- Film poster
- Directed by: Clive Gordon
- Written by: Paul Laverty
- Produced by: Andrea Calderwood; Juan Gordon;
- Starring: Peter Mullan; Daniel Brühl; Luis Tosar;
- Cinematography: Sean Bobbitt
- Music by: Stephen Warbeck
- Distributed by: Wild Bunch Pictures
- Release date: January 24, 2006;
- Running time: 91 minutes
- Countries: Spain; Sweden; United Kingdom;
- Languages: English; Spanish;

= Cargo (2006 film) =

2006 film by Clive Gordon

Cargo is a 2006 thriller film.
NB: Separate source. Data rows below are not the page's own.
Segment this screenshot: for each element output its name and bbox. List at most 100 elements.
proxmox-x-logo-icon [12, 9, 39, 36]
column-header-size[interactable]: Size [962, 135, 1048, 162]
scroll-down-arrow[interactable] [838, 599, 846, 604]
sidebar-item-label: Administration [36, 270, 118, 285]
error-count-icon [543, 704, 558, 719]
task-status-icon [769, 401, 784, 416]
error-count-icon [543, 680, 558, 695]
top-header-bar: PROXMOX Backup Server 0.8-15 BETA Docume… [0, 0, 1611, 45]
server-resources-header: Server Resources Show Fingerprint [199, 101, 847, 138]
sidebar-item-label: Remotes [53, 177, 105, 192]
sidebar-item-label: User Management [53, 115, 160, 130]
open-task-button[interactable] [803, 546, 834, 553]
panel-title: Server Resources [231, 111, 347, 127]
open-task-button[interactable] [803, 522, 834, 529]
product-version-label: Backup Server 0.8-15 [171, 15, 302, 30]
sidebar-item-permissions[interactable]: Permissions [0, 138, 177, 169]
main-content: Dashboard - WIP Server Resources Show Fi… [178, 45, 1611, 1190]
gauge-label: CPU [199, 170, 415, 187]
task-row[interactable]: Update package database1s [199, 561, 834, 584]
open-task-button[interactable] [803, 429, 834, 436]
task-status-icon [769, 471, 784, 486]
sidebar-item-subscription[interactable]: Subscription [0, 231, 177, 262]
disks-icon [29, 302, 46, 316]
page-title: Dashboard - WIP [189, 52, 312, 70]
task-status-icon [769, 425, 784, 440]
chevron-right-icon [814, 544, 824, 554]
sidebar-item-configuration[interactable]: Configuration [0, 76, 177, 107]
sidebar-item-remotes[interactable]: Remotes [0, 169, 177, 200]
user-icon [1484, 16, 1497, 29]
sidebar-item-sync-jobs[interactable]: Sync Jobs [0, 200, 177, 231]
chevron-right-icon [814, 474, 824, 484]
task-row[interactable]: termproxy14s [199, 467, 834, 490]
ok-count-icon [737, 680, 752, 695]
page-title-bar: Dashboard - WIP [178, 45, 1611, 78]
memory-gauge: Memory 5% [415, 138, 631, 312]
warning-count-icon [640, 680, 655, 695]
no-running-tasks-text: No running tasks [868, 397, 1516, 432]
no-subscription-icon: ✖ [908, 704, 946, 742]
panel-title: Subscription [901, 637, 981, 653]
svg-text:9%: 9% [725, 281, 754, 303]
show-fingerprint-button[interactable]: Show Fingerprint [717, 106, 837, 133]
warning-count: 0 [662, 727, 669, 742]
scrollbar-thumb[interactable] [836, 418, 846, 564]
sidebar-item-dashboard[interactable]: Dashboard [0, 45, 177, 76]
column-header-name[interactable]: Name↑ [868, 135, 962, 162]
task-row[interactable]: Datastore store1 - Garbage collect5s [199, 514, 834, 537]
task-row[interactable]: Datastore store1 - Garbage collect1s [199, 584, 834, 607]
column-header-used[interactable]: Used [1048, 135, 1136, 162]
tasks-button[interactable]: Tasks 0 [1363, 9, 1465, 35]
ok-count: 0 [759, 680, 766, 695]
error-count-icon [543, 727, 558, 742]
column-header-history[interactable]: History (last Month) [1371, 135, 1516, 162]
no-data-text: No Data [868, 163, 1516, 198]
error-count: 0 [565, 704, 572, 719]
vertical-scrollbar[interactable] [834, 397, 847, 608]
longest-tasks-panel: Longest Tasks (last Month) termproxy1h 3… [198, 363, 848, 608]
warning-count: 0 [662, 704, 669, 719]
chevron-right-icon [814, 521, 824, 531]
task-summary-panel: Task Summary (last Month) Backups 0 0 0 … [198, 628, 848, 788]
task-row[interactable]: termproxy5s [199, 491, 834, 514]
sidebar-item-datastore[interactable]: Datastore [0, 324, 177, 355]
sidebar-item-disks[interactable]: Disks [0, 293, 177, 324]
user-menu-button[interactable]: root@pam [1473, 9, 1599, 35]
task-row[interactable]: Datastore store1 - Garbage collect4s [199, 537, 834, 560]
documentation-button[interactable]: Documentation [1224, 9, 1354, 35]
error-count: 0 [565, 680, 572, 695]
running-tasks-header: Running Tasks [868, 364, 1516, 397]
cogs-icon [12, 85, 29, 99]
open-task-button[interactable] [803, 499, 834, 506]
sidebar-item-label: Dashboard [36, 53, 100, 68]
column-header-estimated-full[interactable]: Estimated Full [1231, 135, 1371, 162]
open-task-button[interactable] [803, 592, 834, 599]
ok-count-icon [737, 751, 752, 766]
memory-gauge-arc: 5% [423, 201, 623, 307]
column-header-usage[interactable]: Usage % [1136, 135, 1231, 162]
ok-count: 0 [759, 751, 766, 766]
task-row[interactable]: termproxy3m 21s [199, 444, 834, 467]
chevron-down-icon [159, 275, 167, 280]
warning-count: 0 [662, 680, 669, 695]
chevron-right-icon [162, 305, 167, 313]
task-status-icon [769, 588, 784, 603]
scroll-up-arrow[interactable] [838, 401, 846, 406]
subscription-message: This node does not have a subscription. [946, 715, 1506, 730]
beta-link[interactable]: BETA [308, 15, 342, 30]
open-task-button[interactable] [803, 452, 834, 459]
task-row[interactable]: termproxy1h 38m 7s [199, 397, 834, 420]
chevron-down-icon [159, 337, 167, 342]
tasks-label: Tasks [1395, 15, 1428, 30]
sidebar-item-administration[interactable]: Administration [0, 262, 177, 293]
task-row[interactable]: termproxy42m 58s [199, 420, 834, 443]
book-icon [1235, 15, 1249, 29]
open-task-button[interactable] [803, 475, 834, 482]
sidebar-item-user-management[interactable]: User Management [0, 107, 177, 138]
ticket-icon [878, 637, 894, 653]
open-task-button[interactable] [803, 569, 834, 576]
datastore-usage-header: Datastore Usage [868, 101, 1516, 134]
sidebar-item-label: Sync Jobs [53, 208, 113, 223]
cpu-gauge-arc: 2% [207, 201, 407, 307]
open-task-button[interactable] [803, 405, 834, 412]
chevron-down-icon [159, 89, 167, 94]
It was directed by Clive Gordon, produced by Andrea Calderwood and Juan Gordon, and written by Paul Laverty. The film features the actors Peter Mullan (as Brookes), Daniel Brühl (as Chris), Luis Tosar (as Baptist), Samuli Edelmann (as Rhombus), Nikki Amuka-Bird (as Subira) and Gary Lewis (as Herman).

==Plot==

Cargo tells the tale of a young man who has gotten into trouble in Africa and because of this he decides to stow away on a cargo ship leaving for Europe. During this voyage, sailors on the ship began to disappear with no apparent reason and the ship's depraved captain seems to have the answers.